The woman, identified only as ‘Mrs L’ in the judgment, fell twice in 2013. The first time she injured her hip, the second time she was not hurt but became disorientated and walked “away from her home very unsuitably clothed into the local town”.
In response, her family installed a fence around her previously open garden with a latched gate, a new lock for her front door, and sensors which would alert the family if she tried to leave the property at night.
The local authority claimed these measures constituted a ‘deprivation of Mrs L’s liberty’, despite her apparent “happiness and lack of objection to being where she is”. Their argument was that a physical barrier was not necessary to keep her safe.
When someone is unable to make decisions for themselves, through illness or disability, arrangements are made on their behalf. However, a ruling from the European Court of Human Rights stated that sometimes such measures can violate Article 5 of the European Convention on Human Rights. This gives every person the “right to liberty and security of person”. Should arrangements made on someone’s behalf violate Article 5, this constitutes a ‘deprivation of liberty’.
A lawyer representing the family argued that there was “in reality no compulsion or constraint going on” with the arrangements. He added that this was “simply a case of an old lady who wishes to remain in her own home, and for whom the minimum restrictions have been put in place to keep her safe”.

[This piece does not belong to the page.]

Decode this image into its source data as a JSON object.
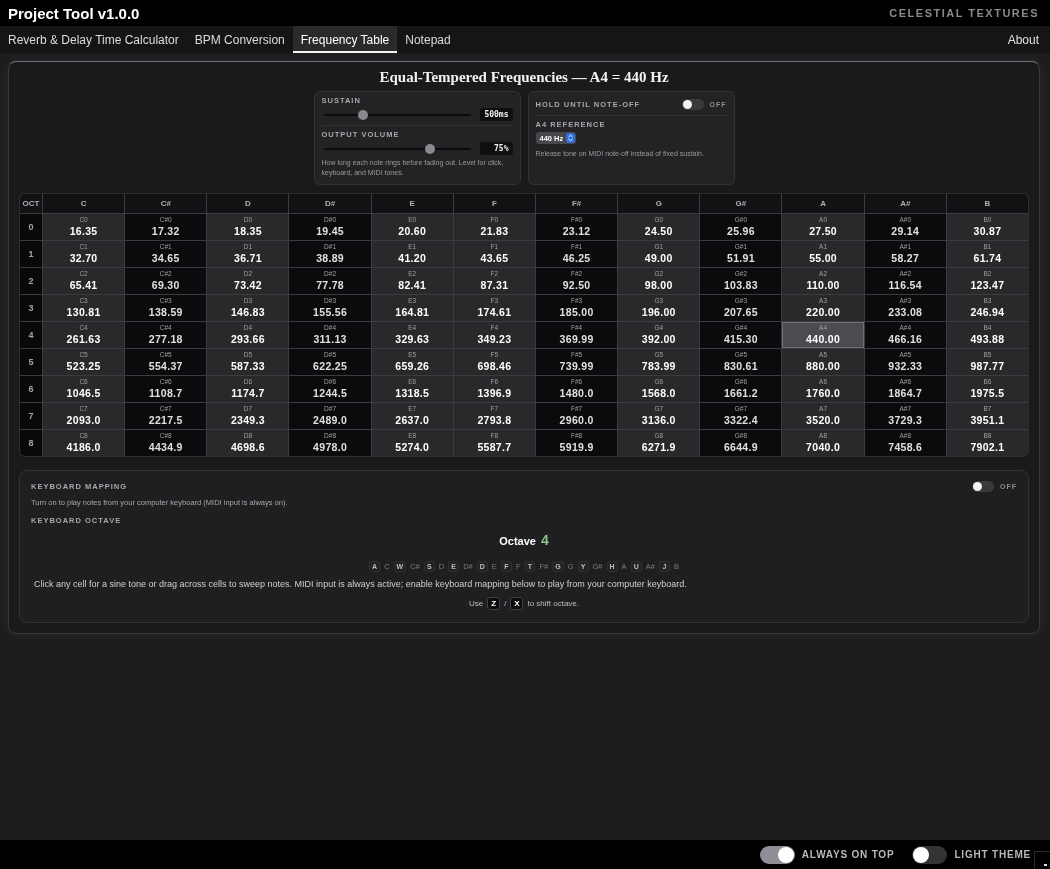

Sitting at the Royal Courts of Justice in London, Mr Justice Bodey said that the circumstances were unusual as such claims are more commonly made when a local authority is accused of infringing a person’s rights.
The judge ruled that there was no deprivation of the woman’s liberty. While the actions taken by the family constituted “restrictions on Mrs L’s liberty, they do not quite cross the line to being a deprivation of it”, he said.